On August 3, 2016, Papa John’s (PZZA) was trading at $77.40. The share price might have factored in the estimates that we looked at in the previous part of this series.
In this part, we’ll look at analyst recommendations and estimated target prices for the stock over the next 12 months.
The better-than-expected 2Q16 results and the company’s increased SSSG (same-store sales growth) and EPS (earnings per share) guidance for 2016 could have compelled analysts to raise their target price for the next 12 months from $70.80 to $77.30. The new estimate represents a return potential of -0.1%.
Alton Stump of Longbow Research, who is more optimistic about the stock, expects Papa John’s share price to touch $90 in the next 12 months. That’s a return potential of 16.3%.
On the lower side, Mark E. Smith from Feltl and Company forecasts a target price of $69, which represents a fall of 10.8% from the current price.

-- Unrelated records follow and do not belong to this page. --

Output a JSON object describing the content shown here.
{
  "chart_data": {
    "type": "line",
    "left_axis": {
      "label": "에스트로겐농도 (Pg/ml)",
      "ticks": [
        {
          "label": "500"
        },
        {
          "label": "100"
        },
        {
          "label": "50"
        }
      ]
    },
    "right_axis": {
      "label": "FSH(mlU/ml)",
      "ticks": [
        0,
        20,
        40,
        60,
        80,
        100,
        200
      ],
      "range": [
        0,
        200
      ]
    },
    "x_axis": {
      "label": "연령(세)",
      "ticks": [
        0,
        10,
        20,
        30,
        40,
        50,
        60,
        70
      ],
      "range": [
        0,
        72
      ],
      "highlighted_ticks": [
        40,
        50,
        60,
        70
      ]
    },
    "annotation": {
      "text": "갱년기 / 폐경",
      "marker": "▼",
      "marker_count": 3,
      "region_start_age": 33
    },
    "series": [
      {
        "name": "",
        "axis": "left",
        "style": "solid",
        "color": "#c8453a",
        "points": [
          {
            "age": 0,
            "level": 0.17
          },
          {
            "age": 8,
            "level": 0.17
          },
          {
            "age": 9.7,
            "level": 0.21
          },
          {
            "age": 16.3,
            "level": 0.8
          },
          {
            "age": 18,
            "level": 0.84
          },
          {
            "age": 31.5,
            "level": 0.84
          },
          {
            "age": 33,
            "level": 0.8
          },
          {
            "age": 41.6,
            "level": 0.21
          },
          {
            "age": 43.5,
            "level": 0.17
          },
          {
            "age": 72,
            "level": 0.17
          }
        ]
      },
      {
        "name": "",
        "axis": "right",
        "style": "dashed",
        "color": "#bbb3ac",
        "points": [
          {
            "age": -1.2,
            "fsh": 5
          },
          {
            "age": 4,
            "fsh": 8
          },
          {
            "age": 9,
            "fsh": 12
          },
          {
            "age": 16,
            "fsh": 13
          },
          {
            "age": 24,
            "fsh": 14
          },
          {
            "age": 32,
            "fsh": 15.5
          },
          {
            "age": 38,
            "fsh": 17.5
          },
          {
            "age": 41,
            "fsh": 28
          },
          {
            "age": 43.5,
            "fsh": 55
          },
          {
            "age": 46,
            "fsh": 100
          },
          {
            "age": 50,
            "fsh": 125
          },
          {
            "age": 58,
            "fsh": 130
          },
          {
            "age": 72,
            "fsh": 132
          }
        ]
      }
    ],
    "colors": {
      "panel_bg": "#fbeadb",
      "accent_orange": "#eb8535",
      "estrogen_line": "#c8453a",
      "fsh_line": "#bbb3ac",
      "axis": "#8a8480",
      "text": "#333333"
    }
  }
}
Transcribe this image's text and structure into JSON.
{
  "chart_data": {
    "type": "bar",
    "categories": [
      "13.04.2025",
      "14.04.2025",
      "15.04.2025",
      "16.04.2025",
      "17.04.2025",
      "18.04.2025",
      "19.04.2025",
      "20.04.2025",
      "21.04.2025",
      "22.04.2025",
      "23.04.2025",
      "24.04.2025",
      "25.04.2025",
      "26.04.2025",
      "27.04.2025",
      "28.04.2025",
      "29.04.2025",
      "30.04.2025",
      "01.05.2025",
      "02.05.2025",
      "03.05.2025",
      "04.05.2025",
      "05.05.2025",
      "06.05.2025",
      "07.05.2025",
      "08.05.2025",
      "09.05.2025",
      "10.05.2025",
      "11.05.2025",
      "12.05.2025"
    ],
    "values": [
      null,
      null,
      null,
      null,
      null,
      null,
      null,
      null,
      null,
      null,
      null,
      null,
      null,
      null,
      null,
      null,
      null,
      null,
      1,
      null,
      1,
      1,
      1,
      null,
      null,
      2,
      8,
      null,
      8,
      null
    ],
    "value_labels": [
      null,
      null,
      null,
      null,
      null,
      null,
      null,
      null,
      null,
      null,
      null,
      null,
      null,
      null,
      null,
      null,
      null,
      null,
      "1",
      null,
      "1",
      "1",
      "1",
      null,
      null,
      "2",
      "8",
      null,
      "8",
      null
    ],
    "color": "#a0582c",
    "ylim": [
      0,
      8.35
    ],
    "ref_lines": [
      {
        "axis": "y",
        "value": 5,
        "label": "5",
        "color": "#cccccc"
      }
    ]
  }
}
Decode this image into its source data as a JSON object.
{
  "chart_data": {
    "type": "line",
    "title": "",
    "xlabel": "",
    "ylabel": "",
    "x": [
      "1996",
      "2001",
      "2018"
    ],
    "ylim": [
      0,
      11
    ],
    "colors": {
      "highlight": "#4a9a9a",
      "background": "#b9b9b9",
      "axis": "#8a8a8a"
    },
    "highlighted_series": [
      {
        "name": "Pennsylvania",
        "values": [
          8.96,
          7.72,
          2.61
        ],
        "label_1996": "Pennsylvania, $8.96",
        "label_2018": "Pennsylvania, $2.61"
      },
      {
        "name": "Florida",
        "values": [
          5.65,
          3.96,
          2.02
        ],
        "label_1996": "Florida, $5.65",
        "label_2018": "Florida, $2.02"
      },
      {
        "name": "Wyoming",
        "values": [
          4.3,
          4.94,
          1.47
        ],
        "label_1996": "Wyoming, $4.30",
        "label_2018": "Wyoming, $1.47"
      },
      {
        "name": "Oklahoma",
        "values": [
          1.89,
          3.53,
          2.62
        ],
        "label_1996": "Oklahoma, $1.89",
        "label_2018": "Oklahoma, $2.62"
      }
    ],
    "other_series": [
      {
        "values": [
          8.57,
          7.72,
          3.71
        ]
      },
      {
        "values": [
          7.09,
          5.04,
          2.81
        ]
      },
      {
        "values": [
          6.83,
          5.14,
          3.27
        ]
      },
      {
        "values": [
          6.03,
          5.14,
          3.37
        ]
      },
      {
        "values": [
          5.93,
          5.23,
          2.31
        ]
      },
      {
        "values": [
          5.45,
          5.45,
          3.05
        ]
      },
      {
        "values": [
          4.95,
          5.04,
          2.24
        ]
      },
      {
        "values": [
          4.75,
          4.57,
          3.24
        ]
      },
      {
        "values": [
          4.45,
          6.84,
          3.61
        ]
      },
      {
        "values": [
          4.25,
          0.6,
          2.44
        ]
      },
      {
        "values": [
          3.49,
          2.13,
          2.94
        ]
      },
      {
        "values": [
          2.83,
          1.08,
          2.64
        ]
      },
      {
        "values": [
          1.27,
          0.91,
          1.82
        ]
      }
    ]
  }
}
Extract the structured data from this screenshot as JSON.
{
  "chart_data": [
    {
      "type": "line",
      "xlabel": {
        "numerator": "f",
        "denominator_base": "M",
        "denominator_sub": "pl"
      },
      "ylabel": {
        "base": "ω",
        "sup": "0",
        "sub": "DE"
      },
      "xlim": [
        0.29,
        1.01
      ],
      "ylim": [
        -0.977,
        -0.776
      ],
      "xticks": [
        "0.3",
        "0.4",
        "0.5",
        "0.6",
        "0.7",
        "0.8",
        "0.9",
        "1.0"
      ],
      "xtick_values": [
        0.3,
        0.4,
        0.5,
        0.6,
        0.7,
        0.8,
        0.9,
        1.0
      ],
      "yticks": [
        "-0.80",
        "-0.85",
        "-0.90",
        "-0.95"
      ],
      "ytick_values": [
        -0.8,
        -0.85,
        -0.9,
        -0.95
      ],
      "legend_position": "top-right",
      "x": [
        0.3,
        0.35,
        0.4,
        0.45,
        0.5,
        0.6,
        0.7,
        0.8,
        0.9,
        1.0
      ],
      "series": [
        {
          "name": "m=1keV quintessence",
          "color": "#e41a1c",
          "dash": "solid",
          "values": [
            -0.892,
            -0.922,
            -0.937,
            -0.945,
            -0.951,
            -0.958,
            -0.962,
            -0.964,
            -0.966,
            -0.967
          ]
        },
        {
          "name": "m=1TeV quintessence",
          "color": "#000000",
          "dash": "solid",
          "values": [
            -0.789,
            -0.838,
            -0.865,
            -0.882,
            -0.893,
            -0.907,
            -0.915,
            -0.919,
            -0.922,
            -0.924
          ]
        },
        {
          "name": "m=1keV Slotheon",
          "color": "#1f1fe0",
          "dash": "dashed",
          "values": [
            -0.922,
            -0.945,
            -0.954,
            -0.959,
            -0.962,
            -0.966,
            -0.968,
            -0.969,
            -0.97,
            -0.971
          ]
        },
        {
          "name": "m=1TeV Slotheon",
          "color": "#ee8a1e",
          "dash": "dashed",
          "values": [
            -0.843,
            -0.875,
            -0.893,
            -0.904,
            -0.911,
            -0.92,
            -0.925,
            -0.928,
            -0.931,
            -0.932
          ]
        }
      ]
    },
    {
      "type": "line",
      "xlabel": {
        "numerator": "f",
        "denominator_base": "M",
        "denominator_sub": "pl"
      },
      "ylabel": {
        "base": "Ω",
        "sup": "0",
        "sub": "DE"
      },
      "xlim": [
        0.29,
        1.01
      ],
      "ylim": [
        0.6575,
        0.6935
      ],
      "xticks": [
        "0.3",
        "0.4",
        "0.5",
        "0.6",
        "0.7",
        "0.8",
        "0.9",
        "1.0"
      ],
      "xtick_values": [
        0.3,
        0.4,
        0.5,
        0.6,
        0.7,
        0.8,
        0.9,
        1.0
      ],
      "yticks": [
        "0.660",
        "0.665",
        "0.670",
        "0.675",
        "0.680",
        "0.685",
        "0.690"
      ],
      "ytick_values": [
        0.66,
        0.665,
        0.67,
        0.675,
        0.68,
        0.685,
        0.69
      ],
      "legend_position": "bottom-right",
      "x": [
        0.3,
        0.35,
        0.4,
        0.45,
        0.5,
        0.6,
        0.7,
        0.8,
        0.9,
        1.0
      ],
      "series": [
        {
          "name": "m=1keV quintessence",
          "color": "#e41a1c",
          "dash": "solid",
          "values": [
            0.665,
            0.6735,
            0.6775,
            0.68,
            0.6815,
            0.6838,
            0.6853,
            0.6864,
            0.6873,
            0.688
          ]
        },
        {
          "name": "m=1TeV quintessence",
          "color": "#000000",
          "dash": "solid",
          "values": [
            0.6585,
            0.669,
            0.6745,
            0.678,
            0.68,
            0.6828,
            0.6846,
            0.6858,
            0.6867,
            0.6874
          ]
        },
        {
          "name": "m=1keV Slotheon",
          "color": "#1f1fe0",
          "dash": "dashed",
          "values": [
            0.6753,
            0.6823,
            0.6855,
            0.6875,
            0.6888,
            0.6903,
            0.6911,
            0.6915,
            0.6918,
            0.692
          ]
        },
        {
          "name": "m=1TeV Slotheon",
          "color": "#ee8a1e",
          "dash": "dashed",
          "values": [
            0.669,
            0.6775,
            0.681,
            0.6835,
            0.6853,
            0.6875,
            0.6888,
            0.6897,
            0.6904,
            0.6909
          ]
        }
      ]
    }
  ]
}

The 12-month targets for Papa John’s peers are as follows:
According to a Bloomberg survey of six analysts, 50% have issued a “buy” recommendation, and 50% have a “hold” recommendation for Papa John’s (PZZA).
Papa John’s share price moves in tandem with analysts’ recommendations. As analysts raise their target prices for the next 12 months, the stock could also increase, and vice versa.
Keep in mind that if a share price is lower than its target price, it doesn’t necessarily mean you should automatically buy the stock. Before investing, you should carefully analyze the various metrics we’ve covered in this series.